What would cause an e-bay Current Price to drop?

I didn’t think it was possible to withdraw a bid. The thing I was bidding for went up to £180 today. I’ve just checked it and it’s dropped to £155, which was the price it was at before it went to £180.

So did someone withdraw a bid?

A bid retration is the most likely cause of a price reduction. If the high bidder had a successful bid retration, his bid is technically gone, and the price would drop the next next lowest bid.

Unfortunately, an extremely common cause for bid retraction on eBay nowadays is someone “feeling out” the other bidders or trying to deduce the reserve price. This of course encourages sniping over proxy bidding early. I.e., it ticks a lot of people off.

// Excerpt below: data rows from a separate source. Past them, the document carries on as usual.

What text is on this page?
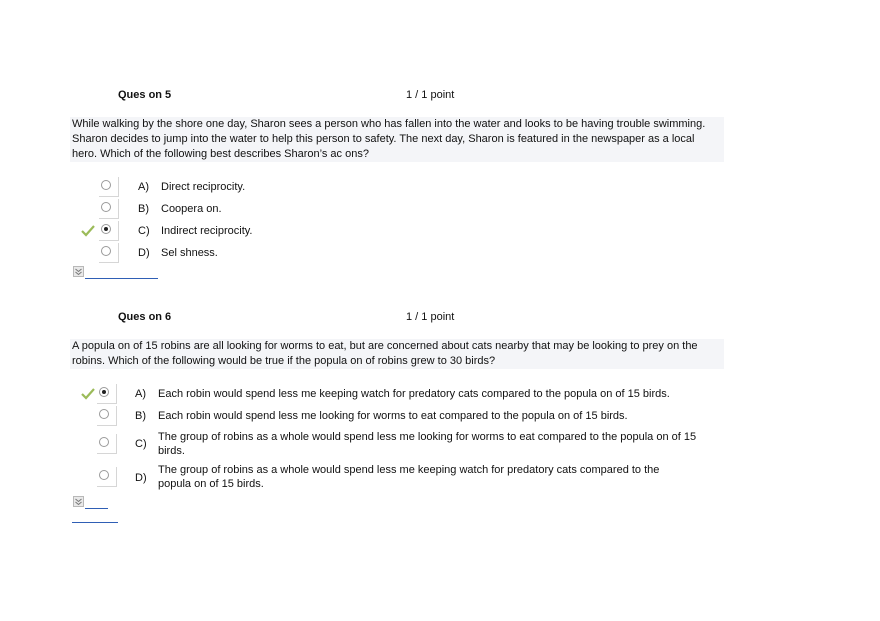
Ques on 5	1 / 1 point
While walking by the shore one day, Sharon sees a person who has fallen into the water and looks to be having trouble swimming.
Sharon decides to jump into the water to help this person to safety. The next day, Sharon is featured in the newspaper as a local
hero. Which of the following best describes Sharon’s ac ons?
A) Direct reciprocity.
B) Coopera on.
C) Indirect reciprocity.
D) Sel shness.
Ques on 6	1 / 1 point
A popula on of 15 robins are all looking for worms to eat, but are concerned about cats nearby that may be looking to prey on the
robins. Which of the following would be true if the popula on of robins grew to 30 birds?
A) Each robin would spend less me keeping watch for predatory cats compared to the popula on of 15 birds.
B) Each robin would spend less me looking for worms to eat compared to the popula on of 15 birds.
C)
The group of robins as a whole would spend less me looking for worms to eat compared to the popula on of 15
birds.
D)
The group of robins as a whole would spend less me keeping watch for predatory cats compared to the
popula on of 15 birds.
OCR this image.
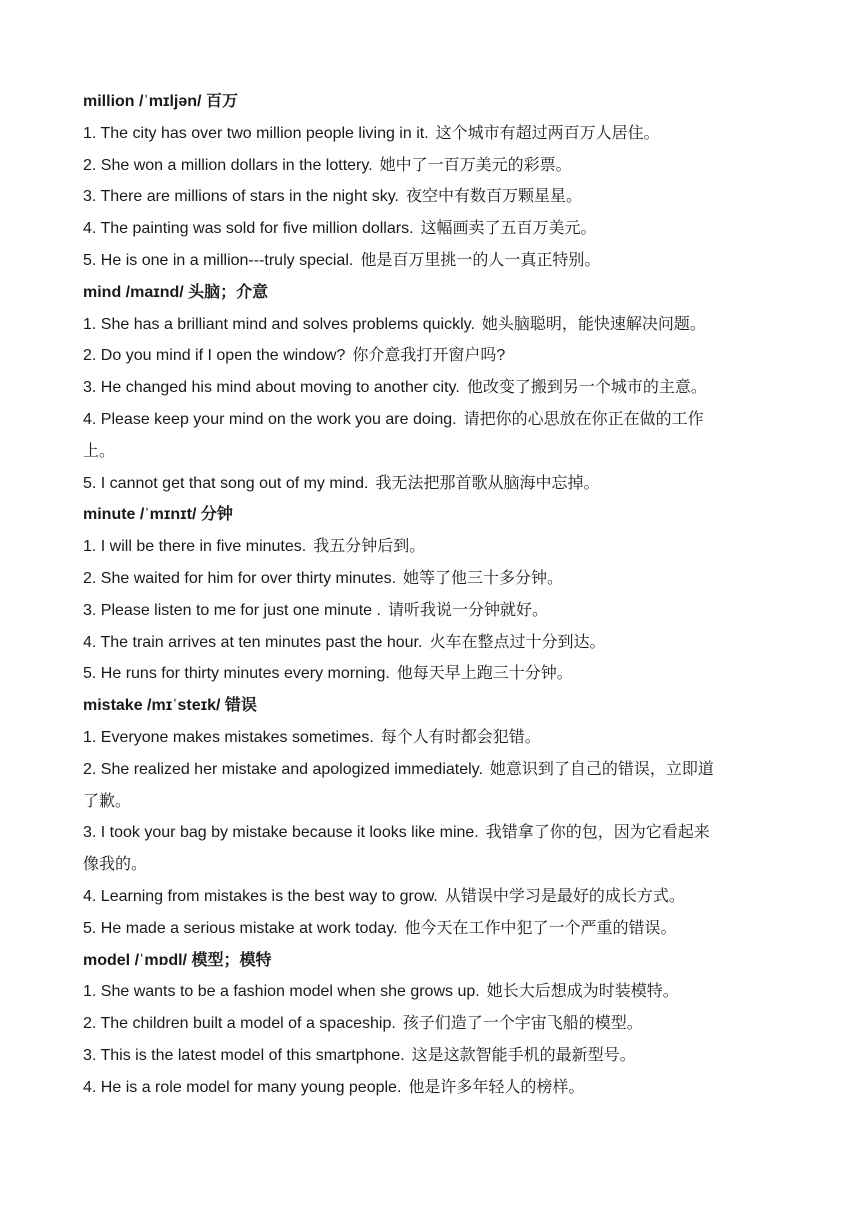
million /ˈmɪljən/ 百万
1. The city has over two million people living in it. 这个城市有超过两百万人居住。
2. She won a million dollars in the lottery. 她中了一百万美元的彩票。
3. There are millions of stars in the night sky. 夜空中有数百万颗星星。
4. The painting was sold for five million dollars. 这幅画卖了五百万美元。
5. He is one in a million---truly special. 他是百万里挑一的人一真正特别。
mind /maɪnd/ 头脑；介意
1. She has a brilliant mind and solves problems quickly. 她头脑聪明，能快速解决问题。
2. Do you mind if I open the window? 你介意我打开窗户吗?
3. He changed his mind about moving to another city. 他改变了搬到另一个城市的主意。
4. Please keep your mind on the work you are doing. 请把你的心思放在你正在做的工作
上。
5. I cannot get that song out of my mind. 我无法把那首歌从脑海中忘掉。
minute /ˈmɪnɪt/ 分钟
1. I will be there in five minutes. 我五分钟后到。
2. She waited for him for over thirty minutes. 她等了他三十多分钟。
3. Please listen to me for just one minute . 请听我说一分钟就好。
4. The train arrives at ten minutes past the hour. 火车在整点过十分到达。
5. He runs for thirty minutes every morning. 他每天早上跑三十分钟。
mistake /mɪˈsteɪk/ 错误
1. Everyone makes mistakes sometimes. 每个人有时都会犯错。
2. She realized her mistake and apologized immediately. 她意识到了自己的错误，立即道
了歉。
3. I took your bag by mistake because it looks like mine. 我错拿了你的包，因为它看起来
像我的。
4. Learning from mistakes is the best way to grow. 从错误中学习是最好的成长方式。
5. He made a serious mistake at work today. 他今天在工作中犯了一个严重的错误。
model /ˈmɒdl/ 模型；模特
1. She wants to be a fashion model when she grows up. 她长大后想成为时装模特。
2. The children built a model of a spaceship. 孩子们造了一个宇宙飞船的模型。
3. This is the latest model of this smartphone. 这是这款智能手机的最新型号。
4. He is a role model for many young people. 他是许多年轻人的榜样。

Sellers have the option to cancel bids as well. If I don’t like your negative feedback, I can cancel your bid. If you click on the number of bids for the auction, you will get the bid history, which also lists any cancellations or retractions.

The bid history is confusing. My bid appears to be the most recent (even though I placed it over 24 hours ago) An e-bay username appears twice in a row under mine. One of his occurences has a time that is a few minutes after mine (even though mine is top of the list)

Yet the price stayed at £155 for a long time after my bid, and then went up to £180 on checking it today, and then back to £155 recently. But since my bid there is one ‘activity’ a few minutes after my bid, and nothing since.

My mistake. The retraction history is seperate from the bid history. There is one retraction dated well after mine with the reason “entered wrong amount”.
mystery solved. thanks for the replies.

Note that “entered wrong amount” means nothing. They are just characters on the page, it isn’t proof of anything.

Someone has figured out your current max bid. That’s not good for you. I would be extremely wary of participating further in this auction. Many times the bid retractor is a shill or another account of the seller. Find out if the retractor has done this before, if the seller has had this happen before, etc.

I’ve retracted three bids. All because the “.” on my keyboard suddenly went wonky and didn’t type. I realized a few minutes after placing the bids that I’d bid $350 on a used cd (and $200-something on 2 others) instead of $3.50. If it’s an error like that you’re allowed to retract* as long as * you then bid the correct amount immediately; if you don’t rebid, they have the right to let the bid you enter stand since you obviously lied about the reason for the retraction. If they really would do it, I’m not sure, but it is in the retraction rules.

FTR, I now have a new keyboard :cool:

I had this happen to me just last week. I was selling a rare LP box set, and two days before the auction closed the bidding was up to $102.50. The next day, I was shocked to see that it had gone back down to $56.00. The only explanation for the retraction was “administrative cancellation.” I checked the bidder’s feedback page, and found that his eBay account had been cancelled that day, with nothing in his feedback to indicate that he had had any problems. I just checked again now, and he appears to have been reinstated, but someone has left him a negative feedback claiming that the bidder had threatened him on the phone!

It turned out all right for me, though, as the item did end up selling for well over $100, and the person whose account was cancelled wouldn’t have been the winner anyway.

Sorry to bump this but I the seller cancelled all bids in the end. wtf?? I was the winning bidder and I would have got the damn thing!

(it was a geforce FX 5900 Ultra graphics card)

As a buyer, I would never bid early on an auction for an item worth more than $20 under any circumstance whatsoever. You’ll lose more often, and you’ll put yourself at risk of being scammed.

Bidding early puts you at risk of being taken to the cleaners by shilling sellers. It also allows other bidders to do what’s happened here - find out your maximum bid before auction end by bidding high and retracting.

An early bid can allow sophisticated but legal bidders to look at your bid history to estimate your probable high bid. Bidding early can also attract auction stalkers who use you as a personal search engine - if they’re interested in the same thing as you, instead of going through all the trouble of searching, they just click on your bid history and bid on what you’ve bid on.

Always bid less than 5 minutes before the end of an auction. There are sites out there (esnipe.com is well-respected) where you can set up a bid to be placed at the end of an auction. Always bid your maximum (plus 15 cents or so to break a tie). If you lose, you know the winner paid more than you thought the item was worth; if you win, you know you can afford the item.

Bidding early on big-ticket items can cost you big.